The premise that the classical music world is driven by the same desires and is prey to the same hedonistic excesses that make headlines when applied to Hollywood artists or pop stars should hardly be a surprise.
Back in the 1980s Amadeus became a phenomenon because it portrayed Wolfgang Amadeus Mozart as a wild-and-crazy guy who just happened to write immortal music. Peter Shaffer (whose play was adapted for the hit film) revealed a Mozart addicted to life and physical pleasures — which would be iconoclastic only to those who think of classical composers and musicians as “people so lofty they sound as if they shit marble,” as Shaffer’s character puts it.
But the sexcapades are just one aspect of Mozart in the Jungle. Thanks to some cleverly satirical flair and, above all, the performances of Gael García Bernal and Bernadette Peters, the series has been winning accolades and fans.
Just in time for Season 2, Mozart nabbed two Golden Globe nominations (best comedy and Bernal for best actor in a comedy) and it currently averages an “88% fresh” rating on Rotten Tomatoes.
The inspiration behind the show was the tell-all memoir published in 2005 by musician/journalist Blair Tindall (her full, titillating title was Mozart in the Jungle: Sex, Drugs, and Classical Music). In the book — intended as a kind of cautionary tale about systemic failings and overreach in the classical music biz — Tindall recounts a quarter-century of her career as a freelance oboist in New York City during the greed-fueled 1980s.
She made ends meet with a hodgepodge of high-end orchestral assignments and gigs as a pit player for Broadway hits like Miss Saigon and Les Mis. “I’d tried working my way into the coke scene since drug use had become a way of networking with the top freelancers,” Tindall wrote, in reference to an additional strategy (beside hooking up) in her repertoire of ways to get hired amid the incessant competition.
The digital series updates Tindall’s Bonfire of the Vanities-flavored NYC of the ‘80s to the present. The approach gives license for satirical jabs at the personalities and predicaments of high-profile figures in today’s classical music scene. Through the eyes of oboist Hailey Rutledge (Lola Kirke) — who starts off as a starry-eyed ingénue launching her professional career — we encounter the motley character types who make up the fictional New York Symphony.

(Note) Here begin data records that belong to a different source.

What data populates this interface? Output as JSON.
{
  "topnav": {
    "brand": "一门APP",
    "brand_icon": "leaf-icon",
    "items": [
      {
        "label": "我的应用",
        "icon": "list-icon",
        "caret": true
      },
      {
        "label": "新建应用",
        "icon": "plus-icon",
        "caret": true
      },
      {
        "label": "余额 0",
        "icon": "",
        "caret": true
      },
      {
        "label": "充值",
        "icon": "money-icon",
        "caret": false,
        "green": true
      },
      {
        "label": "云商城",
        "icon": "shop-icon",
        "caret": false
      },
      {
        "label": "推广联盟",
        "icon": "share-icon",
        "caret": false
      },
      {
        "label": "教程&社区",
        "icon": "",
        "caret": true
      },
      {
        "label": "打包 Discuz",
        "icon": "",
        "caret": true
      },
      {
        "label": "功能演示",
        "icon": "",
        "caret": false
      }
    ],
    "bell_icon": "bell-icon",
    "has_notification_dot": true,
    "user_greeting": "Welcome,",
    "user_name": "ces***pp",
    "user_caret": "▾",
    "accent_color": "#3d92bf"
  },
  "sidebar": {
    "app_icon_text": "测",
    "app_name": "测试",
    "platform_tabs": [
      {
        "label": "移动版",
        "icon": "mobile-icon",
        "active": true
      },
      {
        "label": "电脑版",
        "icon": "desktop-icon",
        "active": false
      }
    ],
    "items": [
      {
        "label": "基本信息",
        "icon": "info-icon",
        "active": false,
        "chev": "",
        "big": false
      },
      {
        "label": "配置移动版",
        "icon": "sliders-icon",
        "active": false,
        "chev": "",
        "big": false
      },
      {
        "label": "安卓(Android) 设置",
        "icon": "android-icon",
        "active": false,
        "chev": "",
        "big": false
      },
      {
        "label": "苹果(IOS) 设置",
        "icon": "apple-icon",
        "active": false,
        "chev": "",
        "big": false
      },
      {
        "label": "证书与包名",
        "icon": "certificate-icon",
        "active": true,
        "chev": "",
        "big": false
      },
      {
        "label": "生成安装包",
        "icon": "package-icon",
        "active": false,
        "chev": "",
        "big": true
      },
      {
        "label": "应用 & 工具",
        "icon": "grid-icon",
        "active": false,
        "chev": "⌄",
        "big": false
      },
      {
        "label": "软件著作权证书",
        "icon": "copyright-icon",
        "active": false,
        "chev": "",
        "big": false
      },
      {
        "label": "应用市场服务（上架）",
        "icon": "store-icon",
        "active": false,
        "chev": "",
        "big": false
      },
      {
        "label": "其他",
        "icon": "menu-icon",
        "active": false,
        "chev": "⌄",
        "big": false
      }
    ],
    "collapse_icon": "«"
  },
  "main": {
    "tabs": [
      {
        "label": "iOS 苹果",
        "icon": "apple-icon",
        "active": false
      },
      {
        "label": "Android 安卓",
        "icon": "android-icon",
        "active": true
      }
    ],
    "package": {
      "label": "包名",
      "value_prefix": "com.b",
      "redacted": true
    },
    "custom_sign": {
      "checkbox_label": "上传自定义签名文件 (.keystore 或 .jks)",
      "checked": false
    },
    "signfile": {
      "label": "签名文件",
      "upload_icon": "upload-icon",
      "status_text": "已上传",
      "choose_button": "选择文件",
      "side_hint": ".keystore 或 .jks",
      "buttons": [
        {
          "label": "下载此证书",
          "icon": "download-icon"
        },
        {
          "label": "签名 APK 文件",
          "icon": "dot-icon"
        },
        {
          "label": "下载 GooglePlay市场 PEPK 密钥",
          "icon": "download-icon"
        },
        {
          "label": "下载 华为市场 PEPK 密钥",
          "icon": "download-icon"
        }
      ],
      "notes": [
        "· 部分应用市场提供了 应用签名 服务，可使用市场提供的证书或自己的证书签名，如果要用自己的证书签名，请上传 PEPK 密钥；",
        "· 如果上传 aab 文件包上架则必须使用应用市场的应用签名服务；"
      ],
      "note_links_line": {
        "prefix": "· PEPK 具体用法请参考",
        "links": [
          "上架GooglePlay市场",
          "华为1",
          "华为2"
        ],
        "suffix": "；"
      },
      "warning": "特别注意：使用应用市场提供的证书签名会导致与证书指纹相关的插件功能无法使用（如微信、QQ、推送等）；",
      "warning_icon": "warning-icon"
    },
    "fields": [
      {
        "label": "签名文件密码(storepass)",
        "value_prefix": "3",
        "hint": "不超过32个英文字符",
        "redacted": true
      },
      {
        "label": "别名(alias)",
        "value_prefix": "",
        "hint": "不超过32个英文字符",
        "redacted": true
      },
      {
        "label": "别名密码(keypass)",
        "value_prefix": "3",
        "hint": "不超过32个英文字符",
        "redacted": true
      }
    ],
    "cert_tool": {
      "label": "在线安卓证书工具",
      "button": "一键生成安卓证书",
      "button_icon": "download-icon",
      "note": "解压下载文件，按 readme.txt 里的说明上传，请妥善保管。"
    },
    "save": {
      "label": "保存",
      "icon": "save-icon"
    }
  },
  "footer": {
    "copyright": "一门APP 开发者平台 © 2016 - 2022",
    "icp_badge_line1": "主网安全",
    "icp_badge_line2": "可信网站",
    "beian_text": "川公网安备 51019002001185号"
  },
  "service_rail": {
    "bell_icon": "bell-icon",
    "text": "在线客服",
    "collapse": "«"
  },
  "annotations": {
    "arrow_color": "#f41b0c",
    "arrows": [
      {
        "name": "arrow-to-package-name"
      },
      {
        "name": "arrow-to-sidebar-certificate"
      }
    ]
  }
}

Its former longterm conductor (played by a fabulously arrogant Malcolm McDowell) has been sacked in favor of the sexy hotshot star, Rodrigo de Souza — a role Bernal infuses with a winning mix of quirky entitlement and flamboyantly demented charm. Rodrigo’s charisma and Latino background have suggested parallels with the podium star Gustavo Dudamel, current head of the Los Angeles Philharmonic. In fact, the show’s writers indulge in some enjoyable interplay between real-life and their fictional characters.
Season Two’s first 10 episodes, for example, show Rodrigo on a brief guest gig at the Hollywood Bowl to conduct the LA Phil, where Dudamel gamely makes a cameo appearance as an orchestral employee eager to give advice. (Bernal actually got some conducting pointers from the maestro and we see him wave his arms gracefully to the scampering strains that start Mozart’s “Overture to the Marriage of Figaro.”
As the orchestra’s politically savvy chairwoman Gloria (supposedly modeled on the LA Phil’s powerful and influential president, Deborah Borda), Peters is another standout of the Mozart cast — and in Season Two we at last get to see the famed Stephen Sondheim actually sing (in a private scene with Peters where she’s told she’s good enough to be “performing in front of an audience”).
Each of the show’s seasons feature brief appearances by some of today’s finest soloists, including Joshua Bell and Emanuel Ax, but it’s the emotional roller-coaster and politics behind the scenes that generate the dramedy here. The threat of a devastating strike — all too familiar in the real world of American orchestras — looms over Season 2, and Gloria’s hobnobbing with potential donors underscores the precarious financial straits that have to be navigated to keep the music playing.
But the compulsive libidos that figure in the story are timeless. It didn’t take rock stars to discover the link between ego, sex, and music. Variations on the theme can be found in any thriving artistic milieu, whether it’s Handel’s London or the Vienna of Arnold Schoenberg. And when creatively channeled, that libido can produce spectacular results. “Conducting,” as Leonard Bernstein famously put it, “is like making love to a hundred people at the same time.”